At stake particularly is the increasing engagement of Latin America with Asia, potentially at the expense of Australia’s traditional sense of right to be a major Asian player.
Addressing the first day in Sydney of the Paydirt 2015 Latin America Downunder Conference, Australia-Latin America Business Council Chairman, Mr Jose Blanco, said it was clear that Latin America’s mining sector and overall economic performance had not escaped the adverse impact of lower commodity prices and of other global trends that have sapped investor confidence, introduced greater market volatility and generally produced lower growth – including a slowing China and the oil price dip.

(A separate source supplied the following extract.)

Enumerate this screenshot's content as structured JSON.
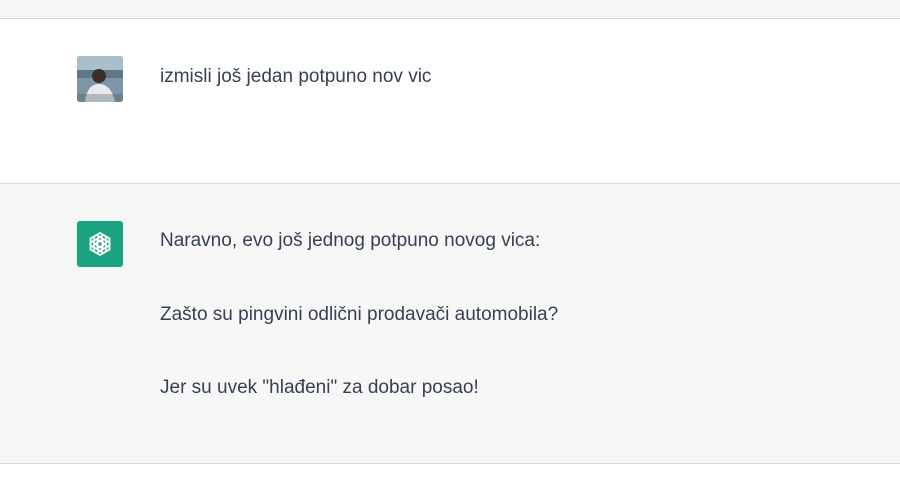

“The situation there is definitely not as good as it was a few years ago, but neither is it as bad as some imagine,” Mr Blanco said.
“The China slowdown and oil price double whammy are having a significant, but not uniform, impact throughout Latin America, dampening the prospects of growth in many countries.
“Growth in Latin America and the Caribbean is projected to be 0.9 percent in 2015, down from 1.3 percent in 2014 and while some economic commentators are more optimistic, the prospects are subdued.
“But that belies Latin America’s undeniable potential in mining and many other sectors with countries such as Peru, Mexico, Colombia and Chile forecast to grow at 3-4% this year – hardly catastrophic. Better still, Panama is forecast to grow above 5% and countries such as Nicaragua, Costa Rica and Paraguay above 4%.”
Mr Blanco warned that Latin America’s mining sector, like that in other markets, was returning to what could be considered a more ‘normal’ economic environment after the stellar performance of the decade long mining boom.
“What we are witnessing now is a flight to quality and to fundamentals in the mining sector, and perhaps to more balanced growth – and Australian investment has a continuing role to play.
“The region alone is responsible for 45% of global copper production, 50% of silver, 26% of molybdenum, 21% of zinc and 20% of global gold output.